Toutes ces questions font partie d'un vaste chantier qui est en cours depuis le mois de décembre, alors que la Ville de Québec et la SPA de Québec ont cessé d'être partenaires. C'est Contrôle d'animaux domestiques (CAD), le sous-traitant de la Ville de Lévis, qui s'occupe des animaux errants de la ville de Québec, jusqu'à ce que celle-ci ait trouvé une solution de rechange. 

Patrick Voyer était confiant il y a quelques mois d'arriver avec un nouveau règlement animalier pour le début de l'été. Mais ça pourrait tarder.

«On travaille fort là-dessus. Mais tant qu'à faire le processus, si on prend un mois ou deux de plus, c'est pas grave», dit-il. 

Sur un sujet aussi délicat et sensible que les animaux domestiques, le conseiller ne veut pas créer de levée de boucliers. «Je veux pas qu'on ait à reculer. Il faut se le dire, avec les vidanges, il y a eu des ratés, alors on veut pas recommencer sur un autre dossier», exprime-t-il. 

Pour l'heure, seuls les propriétaires de chiens ont besoin d'enregistrer leur bête en achetant une licence à la Ville de Québec, qui estime que seulement 50% de ses citoyens respectent le règlement.

Plusieurs applications à l'étude

Même si CAD travaille déjà avec quelques fonctionnalités de la nouvelle application Yük, Patrick Voyer soutient qu'elle n'est pas nécessairement privilégiée par la Ville de Québec. «Oui, ils nous l'ont présentée, mais il y a plusieurs applications comme ça qui existent sur le marché. C'est intéressant, mais on regarde vraiment tout ce qui se fait», explique-t-il. 

Par exemple, la Ville pourrait développer un logiciel à l'interne pour le paiement des licences et les statistiques de recensement, tout comme elle pourrait procéder à un appel d'offres et acheter une application déjà existante. 

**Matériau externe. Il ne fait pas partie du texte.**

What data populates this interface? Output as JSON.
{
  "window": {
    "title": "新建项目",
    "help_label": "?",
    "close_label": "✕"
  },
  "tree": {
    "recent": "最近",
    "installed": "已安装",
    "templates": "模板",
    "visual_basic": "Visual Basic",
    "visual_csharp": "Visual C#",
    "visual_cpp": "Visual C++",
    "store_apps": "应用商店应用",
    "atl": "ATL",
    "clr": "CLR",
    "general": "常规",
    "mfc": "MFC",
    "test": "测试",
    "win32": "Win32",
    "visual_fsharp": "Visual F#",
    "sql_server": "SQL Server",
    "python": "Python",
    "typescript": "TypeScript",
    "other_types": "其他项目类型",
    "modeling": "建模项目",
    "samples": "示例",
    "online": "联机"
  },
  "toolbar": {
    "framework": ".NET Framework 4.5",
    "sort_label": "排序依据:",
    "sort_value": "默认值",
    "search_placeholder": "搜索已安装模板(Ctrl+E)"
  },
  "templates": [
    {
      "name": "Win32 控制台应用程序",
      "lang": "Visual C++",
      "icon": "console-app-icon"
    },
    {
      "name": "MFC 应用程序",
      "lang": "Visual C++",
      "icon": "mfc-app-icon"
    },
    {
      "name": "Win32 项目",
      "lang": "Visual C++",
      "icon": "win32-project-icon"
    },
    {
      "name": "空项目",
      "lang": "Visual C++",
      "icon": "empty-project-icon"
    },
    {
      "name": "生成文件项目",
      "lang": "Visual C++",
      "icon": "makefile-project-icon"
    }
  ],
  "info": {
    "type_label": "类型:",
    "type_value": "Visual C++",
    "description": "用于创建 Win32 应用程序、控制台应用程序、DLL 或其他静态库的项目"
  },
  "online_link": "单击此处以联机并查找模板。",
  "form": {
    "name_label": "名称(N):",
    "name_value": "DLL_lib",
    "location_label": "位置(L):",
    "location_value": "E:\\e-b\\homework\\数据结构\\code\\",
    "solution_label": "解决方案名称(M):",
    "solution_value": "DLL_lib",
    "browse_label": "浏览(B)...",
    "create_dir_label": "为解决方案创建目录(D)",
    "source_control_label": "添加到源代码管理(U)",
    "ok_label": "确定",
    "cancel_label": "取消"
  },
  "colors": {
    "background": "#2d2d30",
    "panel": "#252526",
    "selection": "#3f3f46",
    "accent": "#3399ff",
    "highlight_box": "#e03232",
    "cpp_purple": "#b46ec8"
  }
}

À la Ville de Lévis, on nous informe que le contrat de CAD vient à échéance le 31 décembre 2015 et que d'ici là, la Ville n'a pas l'intention d'y apporter de modification. «On est au courant que ça existe [Yük], mais on va évaluer nos besoins. On ne dit pas non, mais ça va vraiment dépendre des coûts», indique Lyse Routhier, coordonnatrice à l'information pour la Ville.

L'exemple de Calgary

En faisant des recherches sur la gestion animalière, Patrick Voyer a été séduit par l'exemple de Calgary. «C'est un peu ma référence, parce qu'ils ont la totale, quelque chose de vraiment complet», soutient le conseiller. Dans la métropole albertaine, la stérilisation des animaux domestiques n'est pas obligatoire, mais fortement recommandée. À partir de l'âge de trois mois, tous les chiens et les chats doivent porter une médaille, qui est en fait une licence payable à la Ville, qui coûte 37 $ (chiens) ou 17 $ (chats) par année s'ils sont stérilisés. S'ils ne le sont pas, les maîtres doivent payer 60 $ (chiens) ou 35 $ (chats). La Ville a aussi développé à l'interne un logiciel d'identification des animaux avec photos, question de faciliter leur adoption.